アルゼンチンにあるリオ・ネグロ国立大学で植物食恐竜を専門に研究するペネロペ・クルサド=カバレロ氏は、「白亜紀の南米、南極大陸、オーストラリアにいた2足歩行の小型植物食恐竜たちのつながり、移動、関係などを解明するのに、今回の発見が役立ちそうです」と評価する。
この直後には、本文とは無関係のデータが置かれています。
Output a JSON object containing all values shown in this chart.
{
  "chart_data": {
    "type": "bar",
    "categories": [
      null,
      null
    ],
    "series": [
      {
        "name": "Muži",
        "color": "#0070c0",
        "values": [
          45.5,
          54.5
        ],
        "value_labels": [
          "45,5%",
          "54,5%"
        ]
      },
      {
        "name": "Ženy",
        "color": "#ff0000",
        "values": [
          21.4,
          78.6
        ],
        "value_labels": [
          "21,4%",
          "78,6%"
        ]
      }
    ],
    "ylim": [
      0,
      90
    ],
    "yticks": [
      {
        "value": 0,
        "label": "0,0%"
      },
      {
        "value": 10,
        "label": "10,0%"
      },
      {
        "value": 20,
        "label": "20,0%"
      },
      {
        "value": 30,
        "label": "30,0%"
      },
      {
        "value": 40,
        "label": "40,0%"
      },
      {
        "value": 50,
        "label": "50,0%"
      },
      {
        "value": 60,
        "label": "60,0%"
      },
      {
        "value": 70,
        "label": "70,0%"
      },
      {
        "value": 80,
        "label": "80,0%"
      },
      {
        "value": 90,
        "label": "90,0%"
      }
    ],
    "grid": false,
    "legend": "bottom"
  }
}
かつてゴンドワナを構成していた今日の大陸は、当時すでに分裂し始めていた。一方、クルサド=カバレロ氏のチームは近縁な鳥脚類の化石を南極大陸とアルゼンチンで発見していることから、「白亜紀の間、少なくとも断続的に、これらの大陸を結ぶ陸の橋があったはずだということになります」と話す。「南米の動物相が南極大陸を通ってオーストラリアに移り住み、そこでオーストラリアの鳥脚類が生まれたのでしょうか? それとも、その逆なのでしょうか?」
こうした知識の空白を埋めるのに、新しい化石が役立つかもしれない。今もベル氏らのチームは、オパール化したいくつもの標本に取り組んでいる。数年後には新種として記載されそうだ。